Sorting pairs in bins (2004)

Originators: Peter Winkler    (presented by Douglas West - REGS 2008)

Background: Balls labeled 1 through n are placed in some order into bins labeled 1 through n. One wants to move each ball to the bin with its label. The allowable operation is to exchange the balls in two adjacent bins. Assume that the bins are labeled in increasing order from left to right. Any permutation can be sorted in n(n-1)/2 exchanges ("bubble sort"). There is no better bound, because when the balls start in reverse order each ball must be exchanged with every other to complete the sorting.

Suppose instead that there are two balls with each label, two in each bin, starting with the two balls labeled i in the bin labeled n+1-i. Certainly n(n-1) exchanges suffice to move each ball to its own bin, but this is not optimal. When n=3, the sorting can be done in 5 moves. Winkler [W] poses the problem of finding the minimum number of moves and reports that a German publishing company has offered 1000 euros for an optimal algorithm.

Conjecture: The optimal number of moves is asymptotic to (2/3)n².

Comments: Winkler observes that n(2n-1)/3 is a lower bound. For each of the 2n(2n-1)/2 pairs of balls, we count 1, as follows. Balls with different labels must exchange positions; we count one if we do this by exchanging them, or ½ when they first come together and ½ when they last separate in the desired order.

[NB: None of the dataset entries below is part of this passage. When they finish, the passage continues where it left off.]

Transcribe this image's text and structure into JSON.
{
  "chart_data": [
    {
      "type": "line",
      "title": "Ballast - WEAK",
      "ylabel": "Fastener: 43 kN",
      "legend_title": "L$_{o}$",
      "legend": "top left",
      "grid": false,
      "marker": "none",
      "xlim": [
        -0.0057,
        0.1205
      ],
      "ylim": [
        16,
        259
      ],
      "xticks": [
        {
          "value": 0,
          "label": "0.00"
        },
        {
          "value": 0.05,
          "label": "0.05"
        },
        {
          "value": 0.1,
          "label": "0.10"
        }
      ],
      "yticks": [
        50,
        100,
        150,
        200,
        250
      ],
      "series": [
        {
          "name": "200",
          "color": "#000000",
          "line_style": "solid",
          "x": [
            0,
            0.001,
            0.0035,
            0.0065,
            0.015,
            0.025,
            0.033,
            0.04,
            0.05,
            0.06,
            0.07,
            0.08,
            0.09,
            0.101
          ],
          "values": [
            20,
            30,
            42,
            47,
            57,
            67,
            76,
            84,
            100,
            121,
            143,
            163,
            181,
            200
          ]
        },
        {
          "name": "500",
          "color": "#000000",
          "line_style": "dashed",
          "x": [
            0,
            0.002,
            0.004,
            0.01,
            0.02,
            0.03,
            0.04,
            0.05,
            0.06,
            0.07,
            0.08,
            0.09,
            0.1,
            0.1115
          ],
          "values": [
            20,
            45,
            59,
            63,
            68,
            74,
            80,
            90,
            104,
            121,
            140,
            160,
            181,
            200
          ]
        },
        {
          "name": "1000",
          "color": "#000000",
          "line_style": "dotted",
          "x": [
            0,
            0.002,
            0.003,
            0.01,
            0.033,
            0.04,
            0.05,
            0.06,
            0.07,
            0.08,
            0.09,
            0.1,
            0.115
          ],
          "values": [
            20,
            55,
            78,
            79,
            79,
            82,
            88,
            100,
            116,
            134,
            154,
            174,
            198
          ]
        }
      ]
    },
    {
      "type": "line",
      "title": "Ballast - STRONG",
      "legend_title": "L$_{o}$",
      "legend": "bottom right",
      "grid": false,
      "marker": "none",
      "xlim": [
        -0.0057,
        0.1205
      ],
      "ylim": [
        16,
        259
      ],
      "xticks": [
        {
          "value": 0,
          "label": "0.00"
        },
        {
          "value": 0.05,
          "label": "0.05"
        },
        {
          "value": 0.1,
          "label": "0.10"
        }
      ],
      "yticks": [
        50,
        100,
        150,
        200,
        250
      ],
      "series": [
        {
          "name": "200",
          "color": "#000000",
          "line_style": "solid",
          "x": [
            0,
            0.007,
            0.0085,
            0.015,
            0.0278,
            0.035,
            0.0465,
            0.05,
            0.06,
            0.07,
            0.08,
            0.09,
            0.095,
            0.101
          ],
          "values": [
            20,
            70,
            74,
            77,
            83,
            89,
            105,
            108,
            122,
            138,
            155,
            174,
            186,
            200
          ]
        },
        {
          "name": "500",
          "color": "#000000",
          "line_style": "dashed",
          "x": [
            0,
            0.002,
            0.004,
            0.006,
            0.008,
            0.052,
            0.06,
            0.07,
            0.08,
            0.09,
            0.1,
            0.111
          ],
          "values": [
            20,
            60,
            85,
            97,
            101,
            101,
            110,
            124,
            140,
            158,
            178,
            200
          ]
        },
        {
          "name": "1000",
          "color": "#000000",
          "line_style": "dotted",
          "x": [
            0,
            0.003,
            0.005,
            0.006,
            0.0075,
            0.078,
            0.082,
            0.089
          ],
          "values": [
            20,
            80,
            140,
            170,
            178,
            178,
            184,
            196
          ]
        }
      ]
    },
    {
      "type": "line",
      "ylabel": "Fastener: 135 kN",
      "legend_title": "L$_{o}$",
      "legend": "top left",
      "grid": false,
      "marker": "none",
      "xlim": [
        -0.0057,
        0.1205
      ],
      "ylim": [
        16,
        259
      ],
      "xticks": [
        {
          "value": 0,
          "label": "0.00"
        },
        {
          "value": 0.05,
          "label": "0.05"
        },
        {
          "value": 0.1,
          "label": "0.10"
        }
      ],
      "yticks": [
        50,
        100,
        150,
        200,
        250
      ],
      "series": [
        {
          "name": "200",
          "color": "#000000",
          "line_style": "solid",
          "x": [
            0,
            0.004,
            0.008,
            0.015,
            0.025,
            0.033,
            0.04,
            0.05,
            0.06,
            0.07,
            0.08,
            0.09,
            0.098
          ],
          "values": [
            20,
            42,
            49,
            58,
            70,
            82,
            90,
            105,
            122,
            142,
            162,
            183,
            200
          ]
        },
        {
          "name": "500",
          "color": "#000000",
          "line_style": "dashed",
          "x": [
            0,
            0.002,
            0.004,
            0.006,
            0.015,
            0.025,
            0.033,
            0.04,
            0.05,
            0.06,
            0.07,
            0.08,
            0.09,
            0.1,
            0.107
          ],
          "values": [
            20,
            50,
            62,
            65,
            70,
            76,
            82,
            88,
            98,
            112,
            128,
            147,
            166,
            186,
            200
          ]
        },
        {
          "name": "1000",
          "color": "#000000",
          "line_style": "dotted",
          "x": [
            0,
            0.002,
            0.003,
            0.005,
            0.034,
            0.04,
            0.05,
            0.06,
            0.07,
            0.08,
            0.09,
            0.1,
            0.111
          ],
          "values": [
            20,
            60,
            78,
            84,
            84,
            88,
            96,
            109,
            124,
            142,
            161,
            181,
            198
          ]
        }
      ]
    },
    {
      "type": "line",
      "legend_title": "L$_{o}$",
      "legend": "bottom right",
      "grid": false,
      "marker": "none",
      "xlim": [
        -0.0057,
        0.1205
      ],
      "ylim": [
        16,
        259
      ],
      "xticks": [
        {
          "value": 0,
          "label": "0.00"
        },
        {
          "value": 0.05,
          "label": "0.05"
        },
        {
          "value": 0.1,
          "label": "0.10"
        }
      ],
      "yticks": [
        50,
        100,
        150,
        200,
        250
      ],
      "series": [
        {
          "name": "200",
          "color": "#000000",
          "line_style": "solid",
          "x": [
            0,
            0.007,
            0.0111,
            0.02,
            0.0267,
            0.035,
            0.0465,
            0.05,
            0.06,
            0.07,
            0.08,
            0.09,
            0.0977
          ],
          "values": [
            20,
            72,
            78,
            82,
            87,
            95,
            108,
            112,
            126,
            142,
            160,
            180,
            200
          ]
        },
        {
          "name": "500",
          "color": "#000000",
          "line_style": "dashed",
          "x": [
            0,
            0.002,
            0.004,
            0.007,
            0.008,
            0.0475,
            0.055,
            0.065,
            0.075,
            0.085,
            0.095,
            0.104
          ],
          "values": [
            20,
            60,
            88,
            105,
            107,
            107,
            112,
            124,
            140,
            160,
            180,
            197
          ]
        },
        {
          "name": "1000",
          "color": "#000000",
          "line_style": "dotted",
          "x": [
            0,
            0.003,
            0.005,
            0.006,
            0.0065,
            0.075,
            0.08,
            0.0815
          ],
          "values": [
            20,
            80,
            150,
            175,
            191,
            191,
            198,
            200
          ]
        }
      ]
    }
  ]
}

Balls with the same label must separate during the process and return together; we count ½ for each of these events. On each exchange, the pair we exchange can gain 1, the two pairs we split by starting the exchange can contribute ½ each, and the two pairs we form by completing the exchange can contribute ½ each. Hence we obtain at most 3 toward the total required count with each move. When n=6, this lower bound says that at least 22 moves are needed, but this is not achievable; computer search shows that 23 are needed.

When n=5, the sorting can be done in 15 moves. In REGS 2008, Stocker observed that one can use this recursively to obtain an upper bound of (4/5)n². Nevertheless, a very simple algorithm suggested by Stocker and West seems to complete the sorting with a number of moves asymptotic to the lower bound. With n over 100,000, the number of moves taken by this algorithm is less than 1.03 times the lower bound. the algorithm takes the leftmost ball of largest label that is out of position and exchanges it with the lower-labeled ball in the bin to its right. Repeat.

[P] Peter Winkler, Mathematical Puzzles: A Connoisseur's Collection, (A K Peters, 2004), 143, 149-151.